Trust Erosion: Skeptical and detached replies, with slower follower growth (~250 vs. ~700), highlight trust erosion risks. Community ties (@Teatimemeta, #Dogwarts) maintain moderate engagement.

9. Ethical Warning: The Synthetic Femme Problem
Aiasuka’s 15,069 Impressions, 26.70% Engagement Rate, and ~700+ follower gain dwarf female creator benchmarks (5,000–8,000 Impressions, 10–15% Engagement Rates). Control’s 32.21% shows authentic appeal, but Post’s 16.91% and “Facts 💯” replies highlight risks:
Attention Displacement: Synthetic personas dominate Web3’s attention economy.

Trust Erosion: Detached replies (e.g., “Preach that wisdom king”) and shock (e.g., “catfish!!! LOL”) suggest synthetic personas exploit emotional investment.
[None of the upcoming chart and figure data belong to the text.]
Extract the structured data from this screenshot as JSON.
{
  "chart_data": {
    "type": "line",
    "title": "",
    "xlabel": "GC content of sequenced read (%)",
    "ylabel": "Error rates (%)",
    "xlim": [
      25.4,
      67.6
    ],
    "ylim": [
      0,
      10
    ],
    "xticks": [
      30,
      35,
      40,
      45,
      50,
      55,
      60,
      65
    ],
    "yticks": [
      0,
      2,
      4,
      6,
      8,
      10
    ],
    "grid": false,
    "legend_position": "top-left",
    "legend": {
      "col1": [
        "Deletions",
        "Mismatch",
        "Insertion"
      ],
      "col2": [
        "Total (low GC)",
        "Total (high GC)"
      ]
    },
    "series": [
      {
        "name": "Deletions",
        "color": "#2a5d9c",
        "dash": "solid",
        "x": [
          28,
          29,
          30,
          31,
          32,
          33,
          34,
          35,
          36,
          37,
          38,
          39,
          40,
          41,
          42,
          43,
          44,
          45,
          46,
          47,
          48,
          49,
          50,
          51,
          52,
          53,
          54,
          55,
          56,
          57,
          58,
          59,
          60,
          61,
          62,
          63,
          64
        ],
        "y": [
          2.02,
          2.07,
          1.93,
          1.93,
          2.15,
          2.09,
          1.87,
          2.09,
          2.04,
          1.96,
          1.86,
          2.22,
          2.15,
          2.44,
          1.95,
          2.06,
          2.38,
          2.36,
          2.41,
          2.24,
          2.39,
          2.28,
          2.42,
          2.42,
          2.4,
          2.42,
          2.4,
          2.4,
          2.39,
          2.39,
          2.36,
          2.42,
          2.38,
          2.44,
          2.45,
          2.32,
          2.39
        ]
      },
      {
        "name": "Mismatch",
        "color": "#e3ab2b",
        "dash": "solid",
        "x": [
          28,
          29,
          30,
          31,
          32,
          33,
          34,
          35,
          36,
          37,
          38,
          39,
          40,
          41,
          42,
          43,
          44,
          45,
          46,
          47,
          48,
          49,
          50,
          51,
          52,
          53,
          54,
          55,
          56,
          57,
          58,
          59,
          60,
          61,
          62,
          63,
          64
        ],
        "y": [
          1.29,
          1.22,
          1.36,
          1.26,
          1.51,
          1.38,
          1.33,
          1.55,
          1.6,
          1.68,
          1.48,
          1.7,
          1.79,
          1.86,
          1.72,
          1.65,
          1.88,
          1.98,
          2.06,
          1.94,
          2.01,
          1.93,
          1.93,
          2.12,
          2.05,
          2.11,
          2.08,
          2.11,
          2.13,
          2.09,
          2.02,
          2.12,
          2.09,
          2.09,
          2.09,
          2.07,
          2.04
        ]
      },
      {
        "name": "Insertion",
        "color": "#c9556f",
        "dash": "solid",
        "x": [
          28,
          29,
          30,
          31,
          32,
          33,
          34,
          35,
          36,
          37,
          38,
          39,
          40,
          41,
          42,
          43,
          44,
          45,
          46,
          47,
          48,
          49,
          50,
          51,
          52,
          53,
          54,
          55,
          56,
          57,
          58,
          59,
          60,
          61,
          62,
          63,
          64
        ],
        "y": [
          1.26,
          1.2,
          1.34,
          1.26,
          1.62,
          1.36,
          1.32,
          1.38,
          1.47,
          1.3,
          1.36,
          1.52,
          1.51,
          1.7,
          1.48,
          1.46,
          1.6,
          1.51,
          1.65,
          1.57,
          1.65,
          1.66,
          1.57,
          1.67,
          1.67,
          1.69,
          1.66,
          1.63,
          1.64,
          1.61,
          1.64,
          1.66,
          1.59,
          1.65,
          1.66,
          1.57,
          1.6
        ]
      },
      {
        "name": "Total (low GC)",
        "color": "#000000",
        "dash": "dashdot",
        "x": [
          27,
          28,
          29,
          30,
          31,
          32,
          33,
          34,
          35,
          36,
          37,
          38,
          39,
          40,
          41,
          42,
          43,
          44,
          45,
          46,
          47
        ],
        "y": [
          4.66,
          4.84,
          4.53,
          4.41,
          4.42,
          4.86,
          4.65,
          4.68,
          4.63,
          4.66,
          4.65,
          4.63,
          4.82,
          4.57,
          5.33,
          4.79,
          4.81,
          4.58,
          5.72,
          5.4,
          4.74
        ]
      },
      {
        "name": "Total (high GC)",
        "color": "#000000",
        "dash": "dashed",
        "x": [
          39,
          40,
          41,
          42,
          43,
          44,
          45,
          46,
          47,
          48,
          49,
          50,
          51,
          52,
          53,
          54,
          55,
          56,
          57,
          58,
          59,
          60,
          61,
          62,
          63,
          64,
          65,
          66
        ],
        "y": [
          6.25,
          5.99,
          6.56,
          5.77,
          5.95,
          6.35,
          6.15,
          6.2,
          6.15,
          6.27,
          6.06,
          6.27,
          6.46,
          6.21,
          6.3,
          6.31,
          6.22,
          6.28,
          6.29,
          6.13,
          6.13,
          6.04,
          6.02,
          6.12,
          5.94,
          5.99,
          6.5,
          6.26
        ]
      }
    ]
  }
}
Stereotype Reinforcement: Aiasuka’s idealized selfies perpetuate unattainable femininity.

Algorithmic Bias: Persona’s 5.26% Replies and ~60% follower growth amplified synthetic content, while Post’s 4.33% reflects reduced favor.

10. Mitigation Tactics
Amplify real female creators via X Spaces or NFT collaborations, leveraging tools like Metaplex.

Require AI personas to disclose artificiality.

Advocate for X algorithmic audits.

Educate Web3 on parasocial risks.

11. Application for Brands
Short-Term Visibility: Synthetic personas boost Impressions (15,069) and followers (~700 in 7 days).

Hybrid Approach: Pair AI with real creators, as seen in April 27 Misc’s influencer mentions.

Metrics-Driven: Prioritize Replies (e.g., 79 for April 22 GM, 66 for April 24 GM).

Long-Term Trust: Post’s 16.91% Engagement Rate and “algorithmic fill” replies show synthetic personas’ unsustainability, unlike Control’s 32.21%.

### Final Thought

The Aiasuka experiment highlights a critical tension in our increasingly digital world, demonstrating that while audiences may be drawn to idealized synthetic personas, the resulting connections are fragile and raise profound ethical questions about authenticity and trust online.